The View From Space: Navigating Instrumentation Differences with EOFMs
Ryan P. Demilt, Nicholas LaHaye, Karis Tenneson
TL;DR
The paper investigates how Earth Observation Foundation Models (EOFMs) encode information from diverse sensor modalities, revealing that embedding spaces are highly sensitive to sensor architecture. By constructing a multi-modal paired dataset and analyzing frozen-prior-encoders Prithvi and DOFA through embedding visualization and local neighborhood measures, the authors demonstrate modality-driven clustering and substantial shifts in neighborhood structure across optical and SAR inputs. They show high modality-prediction accuracy from embeddings, indicating strong source-specific partitioning, and discuss implications for cross-modality generalization and benchmarking.
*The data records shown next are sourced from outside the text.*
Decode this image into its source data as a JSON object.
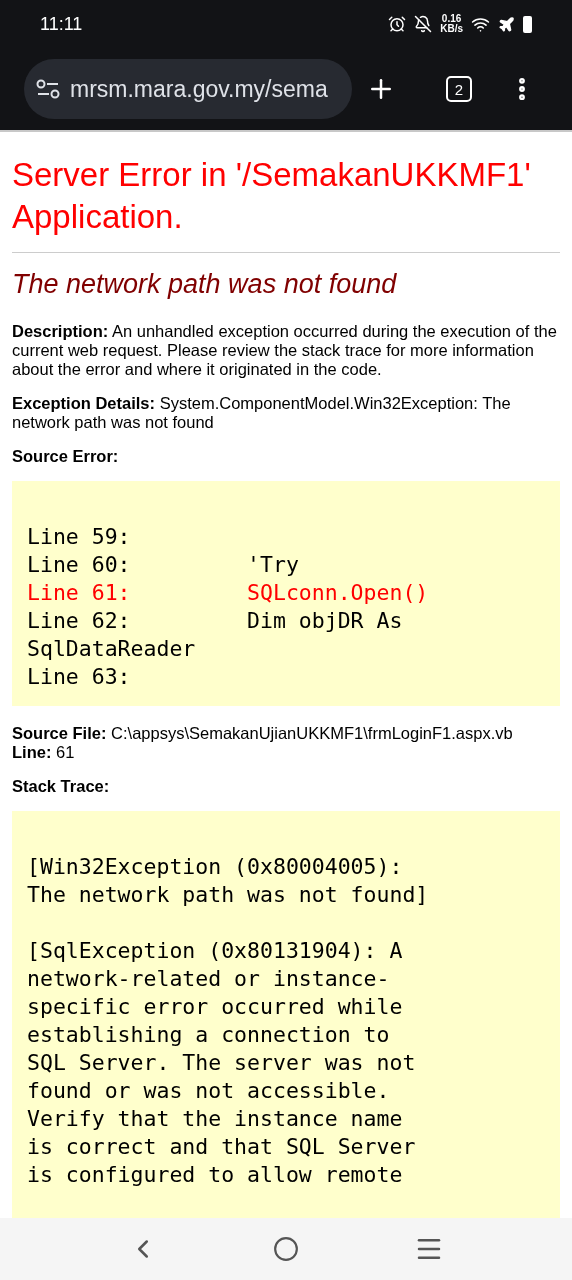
{
  "status_bar": {
    "time": "11:11",
    "speed_value": "0.16",
    "speed_unit": "KB/s"
  },
  "browser_toolbar": {
    "url": "mrsm.mara.gov.my/sema",
    "tab_count": "2"
  },
  "page": {
    "title": "Server Error in '/SemakanUKKMF1' Application.",
    "subtitle": "The network path was not found",
    "description": {
      "label": "Description:",
      "text": "An unhandled exception occurred during the execution of the current web request. Please review the stack trace for more information about the error and where it originated in the code."
    },
    "exception_details": {
      "label": "Exception Details:",
      "text": "System.ComponentModel.Win32Exception: The network path was not found"
    },
    "source_error_label": "Source Error:",
    "source_lines": [
      {
        "text": "Line 59:",
        "highlighted": false
      },
      {
        "text": "Line 60:         'Try",
        "highlighted": false
      },
      {
        "text": "Line 61:         SQLconn.Open()",
        "highlighted": true
      },
      {
        "text": "Line 62:         Dim objDR As SqlDataReader",
        "highlighted": false
      },
      {
        "text": "Line 63:",
        "highlighted": false
      }
    ],
    "source_file": {
      "label": "Source File:",
      "text": "C:\\appsys\\SemakanUjianUKKMF1\\frmLoginF1.aspx.vb"
    },
    "line": {
      "label": "Line:",
      "text": "61"
    },
    "stack_trace_label": "Stack Trace:",
    "stack_trace": [
      "[Win32Exception (0x80004005): The network path was not found]",
      "[SqlException (0x80131904): A network-related or instance-specific error occurred while establishing a connection to SQL Server. The server was not found or was not accessible. Verify that the instance name is correct and that SQL Server is configured to allow remote"
    ]
  }
}
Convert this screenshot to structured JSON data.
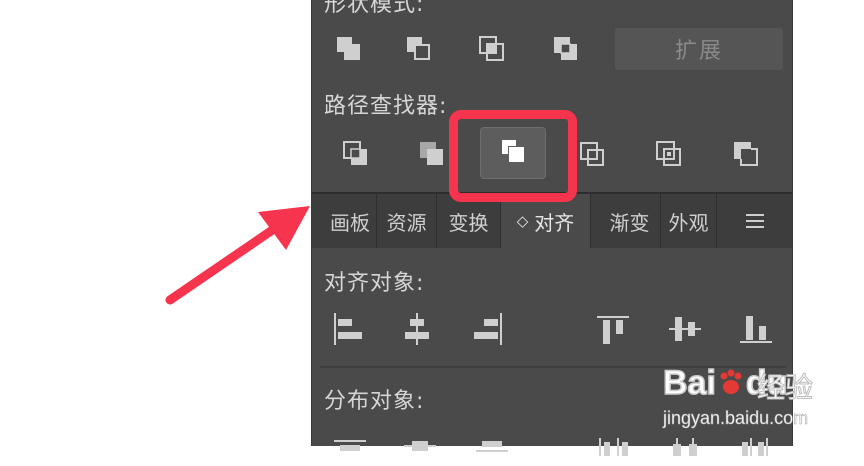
{
  "panel": {
    "shape_modes": {
      "title": "形状模式:",
      "icons": [
        "unite-icon",
        "minus-front-icon",
        "intersect-icon",
        "exclude-icon"
      ],
      "expand_label": "扩展"
    },
    "pathfinder": {
      "title": "路径查找器:",
      "icons": [
        "divide-icon",
        "trim-icon",
        "merge-icon",
        "crop-icon",
        "outline-icon",
        "minus-back-icon"
      ],
      "selected": "trim-icon"
    },
    "tabs": [
      {
        "label": "画板",
        "active": false
      },
      {
        "label": "资源",
        "active": false
      },
      {
        "label": "变换",
        "active": false
      },
      {
        "label": "对齐",
        "active": true
      },
      {
        "label": "渐变",
        "active": false
      },
      {
        "label": "外观",
        "active": false
      }
    ],
    "align_objects": {
      "title": "对齐对象:",
      "icons": [
        "align-left-icon",
        "align-h-center-icon",
        "align-right-icon",
        "align-top-icon",
        "align-v-center-icon",
        "align-bottom-icon"
      ]
    },
    "distribute_objects": {
      "title": "分布对象:"
    }
  },
  "watermark": {
    "brand": "Bai",
    "brand2": "du",
    "service": "经验",
    "url": "jingyan.baidu.com"
  },
  "colors": {
    "highlight": "#f7344e",
    "panel_bg": "#4a4a4a",
    "tab_bg": "#3d3d3d",
    "baidu_red": "#e53935"
  }
}
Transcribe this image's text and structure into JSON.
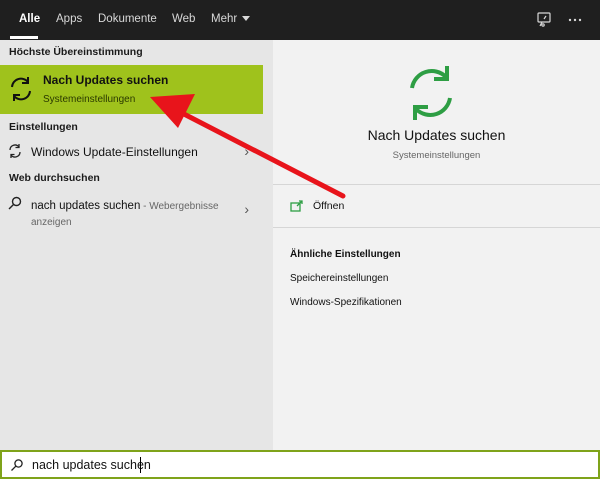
{
  "tabs": [
    "Alle",
    "Apps",
    "Dokumente",
    "Web",
    "Mehr"
  ],
  "top_icons": [
    "feedback-icon",
    "more-icon"
  ],
  "left": {
    "best_match_header": "Höchste Übereinstimmung",
    "best_match": {
      "title": "Nach Updates suchen",
      "subtitle": "Systemeinstellungen",
      "icon": "sync-icon"
    },
    "settings_header": "Einstellungen",
    "settings_item": {
      "label": "Windows Update-Einstellungen",
      "icon": "sync-icon"
    },
    "web_header": "Web durchsuchen",
    "web_item": {
      "query": "nach updates suchen",
      "suffix": " - Webergebnisse",
      "suffix2": "anzeigen",
      "icon": "search-icon"
    }
  },
  "preview": {
    "title": "Nach Updates suchen",
    "subtitle": "Systemeinstellungen",
    "action_label": "Öffnen",
    "related_header": "Ähnliche Einstellungen",
    "related": [
      "Speichereinstellungen",
      "Windows-Spezifikationen"
    ]
  },
  "search": {
    "value": "nach updates suchen"
  },
  "colors": {
    "highlight": "#9fc21c",
    "icon_green": "#2e9e44",
    "arrow_red": "#e8141b",
    "topbar": "#1f1f1f"
  }
}
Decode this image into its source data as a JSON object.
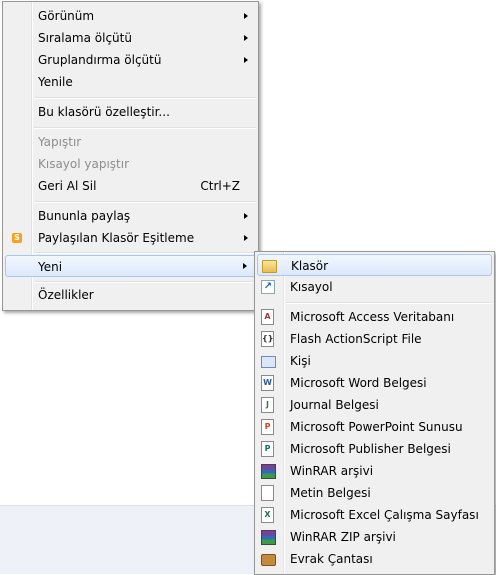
{
  "context_menu": {
    "items": [
      {
        "label": "Görünüm"
      },
      {
        "label": "Sıralama ölçütü"
      },
      {
        "label": "Gruplandırma ölçütü"
      },
      {
        "label": "Yenile"
      },
      {
        "label": "Bu klasörü özelleştir..."
      },
      {
        "label": "Yapıştır"
      },
      {
        "label": "Kısayol yapıştır"
      },
      {
        "label": "Geri Al Sil",
        "shortcut": "Ctrl+Z"
      },
      {
        "label": "Bununla paylaş"
      },
      {
        "label": "Paylaşılan Klasör Eşitleme",
        "icon": "sync-folder-icon"
      },
      {
        "label": "Yeni"
      },
      {
        "label": "Özellikler"
      }
    ]
  },
  "new_submenu": {
    "items": [
      {
        "label": "Klasör",
        "icon": "folder-icon"
      },
      {
        "label": "Kısayol",
        "icon": "shortcut-icon"
      },
      {
        "label": "Microsoft Access Veritabanı",
        "icon": "access-icon"
      },
      {
        "label": "Flash ActionScript File",
        "icon": "actionscript-icon"
      },
      {
        "label": "Kişi",
        "icon": "contact-icon"
      },
      {
        "label": "Microsoft Word Belgesi",
        "icon": "word-icon"
      },
      {
        "label": "Journal Belgesi",
        "icon": "journal-icon"
      },
      {
        "label": "Microsoft PowerPoint Sunusu",
        "icon": "powerpoint-icon"
      },
      {
        "label": "Microsoft Publisher Belgesi",
        "icon": "publisher-icon"
      },
      {
        "label": "WinRAR arşivi",
        "icon": "winrar-icon"
      },
      {
        "label": "Metin Belgesi",
        "icon": "text-document-icon"
      },
      {
        "label": "Microsoft Excel Çalışma Sayfası",
        "icon": "excel-icon"
      },
      {
        "label": "WinRAR ZIP arşivi",
        "icon": "winrar-zip-icon"
      },
      {
        "label": "Evrak Çantası",
        "icon": "briefcase-icon"
      }
    ]
  }
}
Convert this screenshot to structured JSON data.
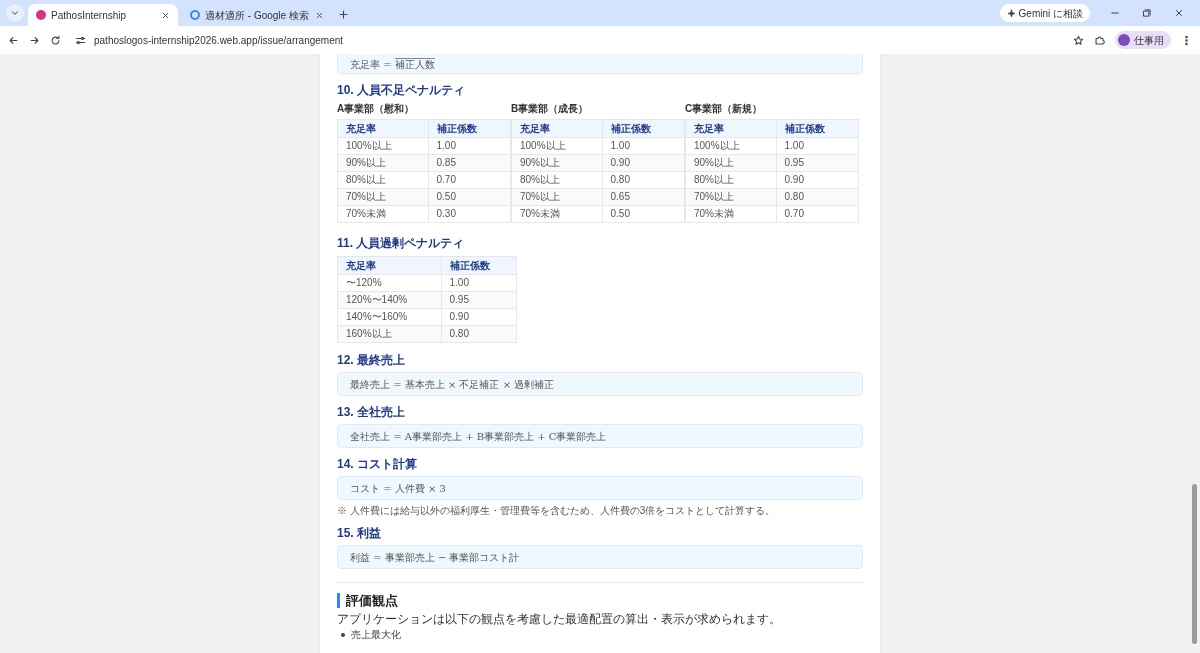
{
  "browser": {
    "tabs": [
      {
        "title": "PathosInternship",
        "selected": true
      },
      {
        "title": "適材適所 - Google 検索",
        "selected": false
      }
    ],
    "gemini_button": "Gemini に相談",
    "url": "pathoslogos-internship2026.web.app/issue/arrangement",
    "profile": "仕事用"
  },
  "top_formula": {
    "lhs": "充足率 =",
    "denominator": "補正人数"
  },
  "shortage": {
    "heading": "10. 人員不足ペナルティ",
    "tables": [
      {
        "title": "A事業部（慰和）",
        "columns": [
          "充足率",
          "補正係数"
        ],
        "rows": [
          [
            "100%以上",
            "1.00"
          ],
          [
            "90%以上",
            "0.85"
          ],
          [
            "80%以上",
            "0.70"
          ],
          [
            "70%以上",
            "0.50"
          ],
          [
            "70%未満",
            "0.30"
          ]
        ]
      },
      {
        "title": "B事業部（成長）",
        "columns": [
          "充足率",
          "補正係数"
        ],
        "rows": [
          [
            "100%以上",
            "1.00"
          ],
          [
            "90%以上",
            "0.90"
          ],
          [
            "80%以上",
            "0.80"
          ],
          [
            "70%以上",
            "0.65"
          ],
          [
            "70%未満",
            "0.50"
          ]
        ]
      },
      {
        "title": "C事業部（新規）",
        "columns": [
          "充足率",
          "補正係数"
        ],
        "rows": [
          [
            "100%以上",
            "1.00"
          ],
          [
            "90%以上",
            "0.95"
          ],
          [
            "80%以上",
            "0.90"
          ],
          [
            "70%以上",
            "0.80"
          ],
          [
            "70%未満",
            "0.70"
          ]
        ]
      }
    ]
  },
  "excess": {
    "heading": "11. 人員過剰ペナルティ",
    "columns": [
      "充足率",
      "補正係数"
    ],
    "rows": [
      [
        "〜120%",
        "1.00"
      ],
      [
        "120%〜140%",
        "0.95"
      ],
      [
        "140%〜160%",
        "0.90"
      ],
      [
        "160%以上",
        "0.80"
      ]
    ]
  },
  "sections": [
    {
      "heading": "12. 最終売上",
      "formula": "最終売上 = 基本売上 × 不足補正 × 過剰補正"
    },
    {
      "heading": "13. 全社売上",
      "formula": "全社売上 = A事業部売上 + B事業部売上 + C事業部売上"
    },
    {
      "heading": "14. コスト計算",
      "formula": "コスト = 人件費 × 3",
      "note": "※ 人件費には給与以外の福利厚生・管理費等を含むため、人件費の3倍をコストとして計算する。"
    },
    {
      "heading": "15. 利益",
      "formula": "利益 = 事業部売上 − 事業部コスト計"
    }
  ],
  "evaluation": {
    "heading": "評価観点",
    "intro": "アプリケーションは以下の観点を考慮した最適配置の算出・表示が求められます。",
    "items": [
      "売上最大化"
    ]
  }
}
The work underscores the need for multimodal pretraining and curated cross-sensor datasets to ensure robust remote-sensing representations and cautions against naive one-to-one band matching across heterogeneous sensors.
Abstract
Earth Observation Foundation Models (EOFMs) have exploded in prevalence as tools for processing the massive volumes of remotely sensed and other earth observation data, and for delivering impact on the many essential earth monitoring tasks. An emerging trend posits using the outputs of pre-trained models as 'embeddings' which summarize high dimensional data to be used for generic tasks such as similarity search and content-specific queries. However, most EOFM models are trained only on single modalities of data and then applied or benchmarked by matching bands across different modalities. It is not clear from existing work what impact diverse sensor architectures have on the internal representations of the present suite of EOFMs. We show in this work that the representation space of EOFMs is highly sensitive to sensor architecture and that understanding this difference gives a vital perspective on the pitfalls of current EOFM design and signals for how to move forward as model developers, users, and a community guided by robust remote-sensing science.